Solo una categoria di contribuenti, indipendentemente dai ricavi dell’anno precedente, deve eseguire le liquidazioni periodiche ed i versamenti con periodicità trimestrale: gli esercenti impianti di distribuzione di carburante per uso autotrazione e gli autotrasportatori di cose per conto terzi iscritti nell’apposito all’albo di cui alla Legge 6/6/74 n. 298.

Sono invece esonerati dal calcolo della liquidazione IVA, e dagli obblighi connessi, i contribuenti in regime forfettario.

Scadenze liquidazione IVA

La scadenza per il pagamento per la liquidazione mensile è il 16 di ogni mese, mentre per quella trimestrale è il 16 di due mesi dopo la fine del trimestre. Per cui le scadenze sono le seguenti:

  1. primo trimestre 16 maggio
  2. secondo trimestre 16 agosto
  3. 16 novembre per il terzo trimestre
  4. 16 marzo dell’anno successivo per il quarto trimestre, direttamente con la dichiarazione IVA annuale.

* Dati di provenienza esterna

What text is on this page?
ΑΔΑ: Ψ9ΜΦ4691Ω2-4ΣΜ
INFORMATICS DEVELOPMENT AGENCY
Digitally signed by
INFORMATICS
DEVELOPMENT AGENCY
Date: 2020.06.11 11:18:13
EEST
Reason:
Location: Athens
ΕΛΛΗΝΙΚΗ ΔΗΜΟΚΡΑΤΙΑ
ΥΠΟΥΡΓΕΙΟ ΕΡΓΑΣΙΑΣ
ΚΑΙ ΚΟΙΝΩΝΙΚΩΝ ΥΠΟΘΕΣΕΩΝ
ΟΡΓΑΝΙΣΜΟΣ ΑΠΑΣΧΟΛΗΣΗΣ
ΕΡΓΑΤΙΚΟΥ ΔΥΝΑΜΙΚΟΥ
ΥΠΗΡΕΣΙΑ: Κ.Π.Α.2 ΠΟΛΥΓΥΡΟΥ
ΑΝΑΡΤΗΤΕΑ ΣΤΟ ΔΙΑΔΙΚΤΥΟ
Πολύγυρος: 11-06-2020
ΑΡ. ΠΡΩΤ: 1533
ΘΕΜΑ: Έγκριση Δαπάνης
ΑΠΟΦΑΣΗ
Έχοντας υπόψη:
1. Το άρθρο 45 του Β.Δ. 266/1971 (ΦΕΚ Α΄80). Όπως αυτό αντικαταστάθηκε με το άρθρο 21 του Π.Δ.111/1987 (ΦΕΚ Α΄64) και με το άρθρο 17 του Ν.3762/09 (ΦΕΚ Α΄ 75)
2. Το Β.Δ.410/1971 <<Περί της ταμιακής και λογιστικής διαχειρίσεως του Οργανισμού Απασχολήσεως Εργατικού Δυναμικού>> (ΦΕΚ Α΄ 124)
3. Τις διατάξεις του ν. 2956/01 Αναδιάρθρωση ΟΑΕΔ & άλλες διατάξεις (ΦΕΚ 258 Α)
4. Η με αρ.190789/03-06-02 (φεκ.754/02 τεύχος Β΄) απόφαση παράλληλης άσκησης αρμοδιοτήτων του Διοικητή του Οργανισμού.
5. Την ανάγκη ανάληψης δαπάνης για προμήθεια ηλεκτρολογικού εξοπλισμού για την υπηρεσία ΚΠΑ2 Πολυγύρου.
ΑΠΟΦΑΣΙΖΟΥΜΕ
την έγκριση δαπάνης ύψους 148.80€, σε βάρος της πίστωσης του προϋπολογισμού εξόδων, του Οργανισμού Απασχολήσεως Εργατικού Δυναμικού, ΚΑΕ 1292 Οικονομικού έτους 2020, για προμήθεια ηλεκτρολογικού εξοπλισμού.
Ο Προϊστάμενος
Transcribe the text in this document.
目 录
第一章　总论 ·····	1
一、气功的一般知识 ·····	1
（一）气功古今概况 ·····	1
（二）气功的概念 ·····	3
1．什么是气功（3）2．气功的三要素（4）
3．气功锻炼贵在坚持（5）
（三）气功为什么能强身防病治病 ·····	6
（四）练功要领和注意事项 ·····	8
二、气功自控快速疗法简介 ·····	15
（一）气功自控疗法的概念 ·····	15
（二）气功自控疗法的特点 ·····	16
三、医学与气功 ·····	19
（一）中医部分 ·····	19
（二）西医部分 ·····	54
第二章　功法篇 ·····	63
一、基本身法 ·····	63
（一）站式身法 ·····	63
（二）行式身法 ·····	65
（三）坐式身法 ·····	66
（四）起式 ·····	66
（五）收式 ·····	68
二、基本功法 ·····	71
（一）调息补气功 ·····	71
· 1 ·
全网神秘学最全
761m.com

Se il giorno di scadenza è sabato o un giorno festivo la scadenza è spostata fino al primo giorno non festivo.

Il pagamento deve essere effettuato tramite modello f24 (codici tributo dal 6001 al 6013 per i contribuenti mensili e dal 6031 al 6034 per i contribuenti trimestrali).
Il limite minimo per i versamenti periodici ammonta a 25,82 euro.
Qualora l’imposta di un periodo non superi tale limite, il versamento deve essere eseguito unitamente a quello del periodo successivo, o comunque nel primo periodo utile.

Il progetto “Precompilata Iva” dell’Agenzia delle Entrate

Il 13 settembre 2021 l’Agenzia ha reso noto il comunicato stampa con cui ha reso disponibili i registri IVA precompilati per due milioni di contribuenti, che li possono consultare all’interno del portale Fatture e corrispettivi validando o modificando i dati delle operazioni effettuate dal 1 luglio 2021, compiendo quindi un passo avanti per la digitalizzazione anche dell’adempimento relativo alla liquidazione IVA.